I switch between enough different projects with different coding styles that I have shortcuts to change between them:
set expandtab
set shiftwidth=4
set softtabstop=4
function Spaces(...)
if a:0 == 1
let l:width = a:1
else
let l:width = 4
endif
setlocal expandtab
let &l:shiftwidth = l:width
let &l:softtabstop = l:width
endfunction
command! T setlocal noexpandtab shiftwidth=8 softtabstop=0
command! -nargs=? S call Spaces(<args>)
autocmd BufNewFile,BufRead ~/src/linux/* T
autocmd BufNewFile,BufRead ~/src/git/* T
autocmd FileType html S 2
autocmd FileType tex S 2
This sets the default to 4-space indents, but lets me do :T to switch to tabs (and does so automatically for Linux and Git which use that style), or :S N to switch to N-space indents (and automatically switches HTML and TeX to 2-space indents).

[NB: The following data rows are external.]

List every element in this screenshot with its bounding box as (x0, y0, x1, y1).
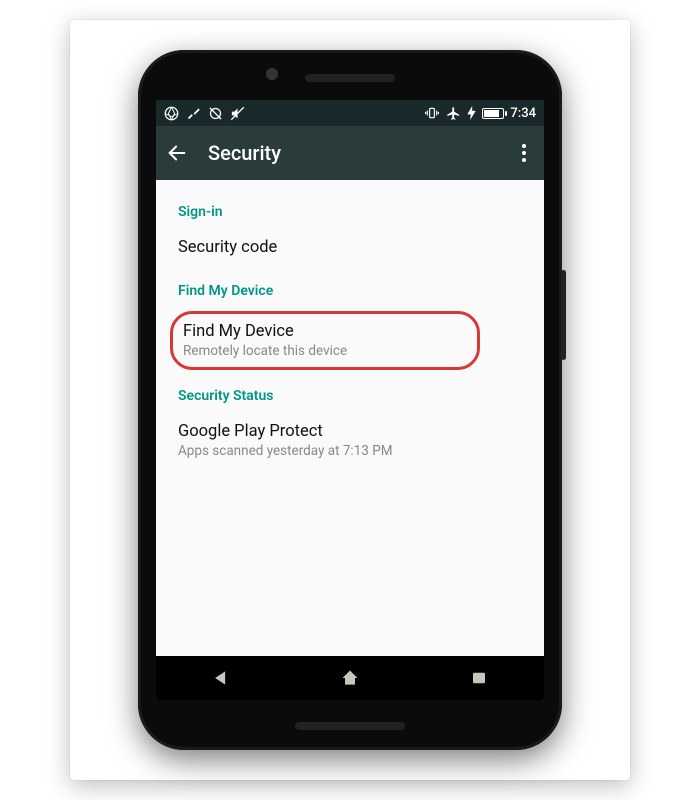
status-left-icons (164, 106, 245, 121)
item-title: Google Play Protect (178, 422, 522, 441)
status-bar: 7:34 (156, 100, 544, 126)
section-header-security-status: Security Status (174, 374, 526, 412)
overflow-menu-icon[interactable] (514, 136, 534, 170)
section-header-find-my-device: Find My Device (174, 269, 526, 307)
status-time: 7:34 (510, 106, 536, 121)
phone-mockup: 7:34 Security Sign-in Security code Find… (138, 50, 562, 750)
airplane-icon (446, 106, 461, 121)
aperture-icon (164, 106, 179, 121)
brush-icon (186, 106, 201, 121)
phone-power-button (561, 270, 566, 360)
screen: 7:34 Security Sign-in Security code Find… (156, 100, 544, 700)
item-security-code[interactable]: Security code (174, 228, 526, 269)
navigation-bar (156, 656, 544, 700)
item-google-play-protect[interactable]: Google Play Protect Apps scanned yesterd… (174, 412, 526, 471)
phone-camera (266, 68, 278, 80)
vibrate-icon (424, 106, 440, 120)
charging-icon (467, 106, 476, 120)
no-location-icon (208, 106, 223, 121)
image-frame: 7:34 Security Sign-in Security code Find… (70, 20, 630, 780)
item-subtitle: Remotely locate this device (183, 343, 463, 359)
item-title: Find My Device (183, 322, 463, 341)
item-find-my-device[interactable]: Find My Device Remotely locate this devi… (170, 311, 480, 370)
item-title: Security code (178, 238, 522, 257)
page-title: Security (208, 141, 494, 165)
battery-icon (482, 108, 504, 119)
phone-home-indicator (295, 722, 405, 730)
nav-recents-button[interactable] (459, 666, 499, 690)
phone-speaker (305, 74, 395, 82)
nav-home-button[interactable] (330, 666, 370, 690)
app-bar: Security (156, 126, 544, 180)
mute-icon (230, 106, 245, 121)
settings-content: Sign-in Security code Find My Device Fin… (156, 180, 544, 656)
item-subtitle: Apps scanned yesterday at 7:13 PM (178, 443, 522, 459)
nav-back-button[interactable] (201, 666, 241, 690)
status-right-icons: 7:34 (424, 106, 536, 121)
section-header-signin: Sign-in (174, 190, 526, 228)
back-icon[interactable] (166, 142, 188, 164)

Not necessary, AFAIK, unless you invoke vim using the alias "vi". If you call "vim" it'll start in nocompatibe mode by default.
The nocompatible mode means adding some features to vim rendering it "incompatible" with the original vi. For example in the original vi you can only undo the last action, with compatible mode on vim will mimic this behavior.